Ces remarques interviennent alors que l'économie japonaise montre des signes de résilience, avec un écart de production positif et une forte demande mondiale de produits informatiques, selon Koeda. Elle a noté que les récentes légères hausses des anticipations d'inflation à long terme méritent l'attention. Le taux directeur actuel reste à -0,1 %, un niveau maintenu depuis la dernière baisse au début de 2016. À la suite du discours de Koeda, le yen s'est renforcé face au dollar et les rendements des obligations d'État japonaises (JGB) ont légèrement augmenté, les marchés commençant à anticiper une trajectoire de politique plus agressive.
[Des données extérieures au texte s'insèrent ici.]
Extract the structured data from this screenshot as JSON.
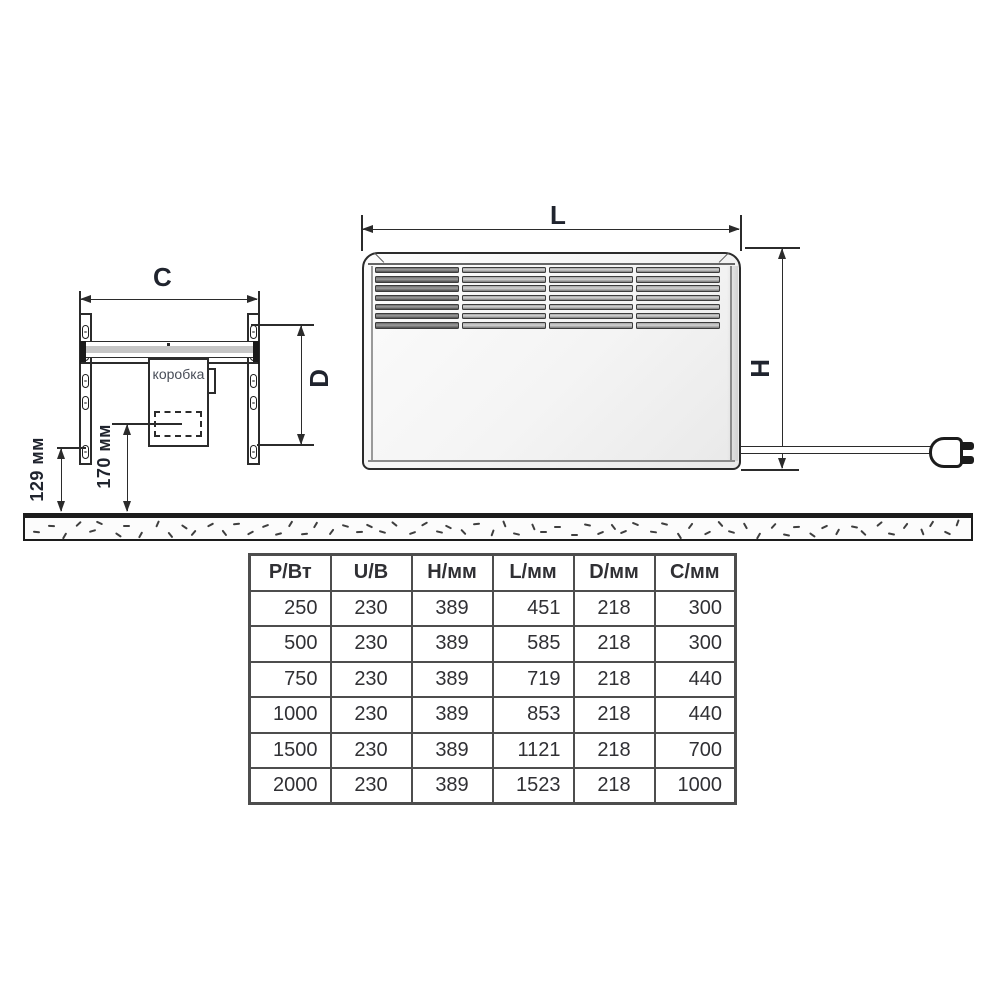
{
  "drawing": {
    "bracket": {
      "width_dim_label": "C",
      "depth_dim_label": "D",
      "junction_box_label": "коробка",
      "floor_offset_dim": "129 мм",
      "box_offset_dim": "170 мм"
    },
    "heater": {
      "length_dim_label": "L",
      "height_dim_label": "H"
    }
  },
  "table": {
    "headers": [
      "Р/Вт",
      "U/В",
      "Н/мм",
      "L/мм",
      "D/мм",
      "С/мм"
    ],
    "rows": [
      [
        "250",
        "230",
        "389",
        "451",
        "218",
        "300"
      ],
      [
        "500",
        "230",
        "389",
        "585",
        "218",
        "300"
      ],
      [
        "750",
        "230",
        "389",
        "719",
        "218",
        "440"
      ],
      [
        "1000",
        "230",
        "389",
        "853",
        "218",
        "440"
      ],
      [
        "1500",
        "230",
        "389",
        "1121",
        "218",
        "700"
      ],
      [
        "2000",
        "230",
        "389",
        "1523",
        "218",
        "1000"
      ]
    ]
  },
  "colors": {
    "line": "#2b2b2b",
    "table_border": "#4d4d4d",
    "table_text": "#303034",
    "label_text": "#20242e"
  }
}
Un abandon des taux négatifs par la Banque du Japon aurait des implications mondiales significatives. Pendant des années, les investisseurs ont utilisé le yen à faible coût comme monnaie de financement pour les opérations de carry trade — emprunter en yens pour investir dans des actifs à plus haut rendement à l'étranger. Une hausse des taux d'intérêt augmenterait les coûts d'emprunt, déclenchant potentiellement un débouclage de ces opérations et provoquant une vente massive d'actifs mondiaux, des bons du Trésor américain aux actions des marchés émergents. La prochaine réunion de politique monétaire de la BoJ est prévue pour le 15 juin, et les attentes du marché quant à un changement de politique augmentent désormais.
Les commentaires de Koeda représentent l'un des signaux les plus clairs à ce jour que la banque centrale se prépare à normaliser sa position de politique monétaire. Elle a fait valoir que la banque doit être consciente des « inconvénients » du maintien de taux d'intérêt réels profondément négatifs, ce qui peut fausser l'allocation des ressources dans l'économie à long terme.
L'argument en faveur d'une hausse des taux est soutenu par une économie domestique qui a jusqu'à présent évité un ralentissement majeur. Koeda s'est dite confiante dans le fait qu'une forte demande informatique mondiale et un écart de production positif — où la production économique réelle est supérieure à son potentiel — constituent une base stable pour la normalisation de la politique. « Si l'économie ne connaît pas de ralentissement majeur, une attention accrue doit être accordée aux effets secondaires d'une nouvelle baisse des taux d'intérêt réels », a-t-elle déclaré.
Cette perspective s'aligne sur un consensus croissant selon lequel le Japon échappe enfin à la spirale déflationniste qui le tourmente depuis des décennies. Le conflit prolongé au Moyen-Orient, cité par Koeda, ajoute une pression inflationniste externe qui pourrait pousser les prix à la consommation au-delà de l'objectif de 2 % de la BoJ, longtemps insaisissable, et ce de manière durable.
Les implications d'un changement de politique de la BoJ s'étendent bien au-delà du Japon. Un yen plus fort réduirait les bénéfices des sociétés japonaises fortement tournées vers l'exportation, ce qui pourrait peser sur l'indice boursier Nikkei 225. Plus crucial encore, la fin des taux négatifs éliminerait un ancrage clé du système financier mondial.
La dernière fois que la Banque du Japon a tenté de s'éloigner de sa politique ultra-accommodante, cela a déclenché une volatilité importante sur les marchés. Les investisseurs du monde entier suivront de près la réunion de juin pour tout changement concret dans l'orientation prospective ou le taux directeur lui-même. Une mesure, ou même un signal plus explicite d'une mesure future, pourrait remodeler les flux de capitaux devenus dépendants d'un yen japonais perpétuellement bon marché.